In May, World Bank had estimated the Indian economy to contract by 3.2 per cent during FY 2020-21. This is lower than many other agencies who had projected a deceleration of up to 5 per cent.
“A steeper contraction may be projected in the revised outlook that will be available in October 2020,” the Bank said in ‘The India Development Update,’ a publication which takes stock of the Indian economy.
The report said that the May projection was forecast with several downside risks. Further challenges have emerged in recent weeks which are likely to weigh on the prospects in the near term.
“These risks include the virus continuing to spread; a further deterioration in the global outlook; and additional strains projected on the financial sector,” the report said while mentioning that all these factors to play important role in further revision of growth outlook.
“While the Government of India, with the support of the Reserve Bank, is continuing to take action to limit the impact of the Covid-19 pandemic, there is a recognition of both the uncertainty of the nature of the economic revival globally and the emergence of opportunities opened by the current crisis,” said Junaid Ahmad, World Bank Country Director in India.
According to him, countries that invest in sectoral reforms — infrastructure, labour and land, human capital — and ensure that their national systems are connected to global value chains, are more capable of responding to uncertainties and are better placed to take advantage of global shifts.
“Investing in these areas will give India the ability to navigate these uncertainties and be more competitive as the world emerges from the pandemic,” he said.
Priority areas of reforms
The report expects that furthering reforms in agriculture, education, public sector, will help put the economy back on a 7-per-cent growth path. The report pitched for strengthening fiscal reforms which could include reassessing subsidies, aggressive generation of non-tax revenue and linking of repayment of new borrowings to disinvestment receipts.

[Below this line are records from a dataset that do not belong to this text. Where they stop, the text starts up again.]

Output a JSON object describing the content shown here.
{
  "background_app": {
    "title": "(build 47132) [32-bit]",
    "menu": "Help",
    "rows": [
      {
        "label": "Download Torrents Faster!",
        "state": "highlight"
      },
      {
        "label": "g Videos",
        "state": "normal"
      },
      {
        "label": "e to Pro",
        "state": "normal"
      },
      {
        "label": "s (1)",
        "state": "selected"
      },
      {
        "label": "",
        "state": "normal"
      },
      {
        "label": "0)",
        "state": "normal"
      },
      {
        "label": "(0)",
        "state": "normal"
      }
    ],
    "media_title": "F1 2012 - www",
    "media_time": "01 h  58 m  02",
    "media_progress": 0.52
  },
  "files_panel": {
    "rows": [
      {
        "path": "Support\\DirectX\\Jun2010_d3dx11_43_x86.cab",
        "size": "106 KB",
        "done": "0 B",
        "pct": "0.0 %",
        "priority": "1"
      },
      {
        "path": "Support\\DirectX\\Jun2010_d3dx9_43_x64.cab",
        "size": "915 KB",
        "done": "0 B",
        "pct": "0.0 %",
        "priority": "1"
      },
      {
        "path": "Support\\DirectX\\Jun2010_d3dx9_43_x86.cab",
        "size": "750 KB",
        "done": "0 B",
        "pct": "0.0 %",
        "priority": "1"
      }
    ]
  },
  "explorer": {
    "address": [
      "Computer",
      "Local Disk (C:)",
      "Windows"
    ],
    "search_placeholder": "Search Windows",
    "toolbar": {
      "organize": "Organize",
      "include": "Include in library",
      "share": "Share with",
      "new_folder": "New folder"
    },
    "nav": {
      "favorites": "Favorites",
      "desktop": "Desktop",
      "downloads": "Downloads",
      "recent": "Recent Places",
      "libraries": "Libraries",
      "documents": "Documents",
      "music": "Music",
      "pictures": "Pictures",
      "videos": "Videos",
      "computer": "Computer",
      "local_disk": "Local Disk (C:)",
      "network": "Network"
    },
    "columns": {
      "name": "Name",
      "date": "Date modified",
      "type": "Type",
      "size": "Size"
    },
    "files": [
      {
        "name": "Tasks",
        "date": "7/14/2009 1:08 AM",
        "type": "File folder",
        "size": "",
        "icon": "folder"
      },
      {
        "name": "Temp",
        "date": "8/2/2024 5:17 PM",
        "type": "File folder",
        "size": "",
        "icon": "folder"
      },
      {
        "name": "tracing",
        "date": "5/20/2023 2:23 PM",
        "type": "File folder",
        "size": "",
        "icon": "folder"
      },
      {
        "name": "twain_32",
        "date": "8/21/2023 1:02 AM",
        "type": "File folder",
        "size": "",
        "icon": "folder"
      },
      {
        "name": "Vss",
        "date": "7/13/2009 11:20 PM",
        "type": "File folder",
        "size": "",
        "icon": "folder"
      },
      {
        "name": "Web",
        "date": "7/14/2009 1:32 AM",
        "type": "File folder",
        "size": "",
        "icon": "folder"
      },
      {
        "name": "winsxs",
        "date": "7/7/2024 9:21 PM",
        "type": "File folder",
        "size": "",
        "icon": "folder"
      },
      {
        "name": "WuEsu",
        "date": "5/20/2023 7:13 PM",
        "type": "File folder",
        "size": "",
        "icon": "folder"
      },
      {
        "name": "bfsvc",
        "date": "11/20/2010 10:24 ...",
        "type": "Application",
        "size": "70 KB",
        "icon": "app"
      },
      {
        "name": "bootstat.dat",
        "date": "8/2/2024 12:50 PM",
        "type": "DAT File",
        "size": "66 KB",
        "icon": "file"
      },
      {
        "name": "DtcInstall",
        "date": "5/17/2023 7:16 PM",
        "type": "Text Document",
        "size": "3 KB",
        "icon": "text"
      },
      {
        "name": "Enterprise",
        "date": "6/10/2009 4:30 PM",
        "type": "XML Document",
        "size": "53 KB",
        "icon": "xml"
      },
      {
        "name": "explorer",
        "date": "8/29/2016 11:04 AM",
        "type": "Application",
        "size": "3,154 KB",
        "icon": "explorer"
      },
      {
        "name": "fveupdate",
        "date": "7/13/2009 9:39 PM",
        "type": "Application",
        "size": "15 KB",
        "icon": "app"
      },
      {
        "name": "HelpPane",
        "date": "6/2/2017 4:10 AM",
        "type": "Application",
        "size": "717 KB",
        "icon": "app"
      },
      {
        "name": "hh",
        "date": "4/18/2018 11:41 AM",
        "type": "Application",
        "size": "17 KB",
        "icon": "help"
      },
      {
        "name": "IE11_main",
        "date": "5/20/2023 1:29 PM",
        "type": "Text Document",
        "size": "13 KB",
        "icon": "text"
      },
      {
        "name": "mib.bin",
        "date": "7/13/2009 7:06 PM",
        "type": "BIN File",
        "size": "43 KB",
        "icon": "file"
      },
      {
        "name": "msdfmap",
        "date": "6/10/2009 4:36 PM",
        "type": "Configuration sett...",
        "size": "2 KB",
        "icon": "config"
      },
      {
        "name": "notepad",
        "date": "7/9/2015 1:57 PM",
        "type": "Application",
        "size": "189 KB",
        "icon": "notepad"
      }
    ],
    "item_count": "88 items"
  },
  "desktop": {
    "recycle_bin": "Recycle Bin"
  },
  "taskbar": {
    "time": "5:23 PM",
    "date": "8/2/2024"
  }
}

The report also called for financial sector reforms that include financial sector stability, strengthening risk-based regulation and oversight of NBFCs., revisiting investment guidelines for institutional investors to crowd in long-term finance, mainstreaming fintech to reach firms faster and at a lower cost, scaling back the statutory requirement for state banks to provide liquidity, beside others.
“The recent liquidity and performance issues in the financial sector, exacerbated by the Covid-19 crisis, present policymakers with a strong reason — and an opportunity — to accelerate efforts towards building a more efficient, stable, and market-oriented financial system,” said co-authors of the report Poonam Gupta (Lead Economist, World Bank) and Dhruv Sharma (Senior Economist, World Bank).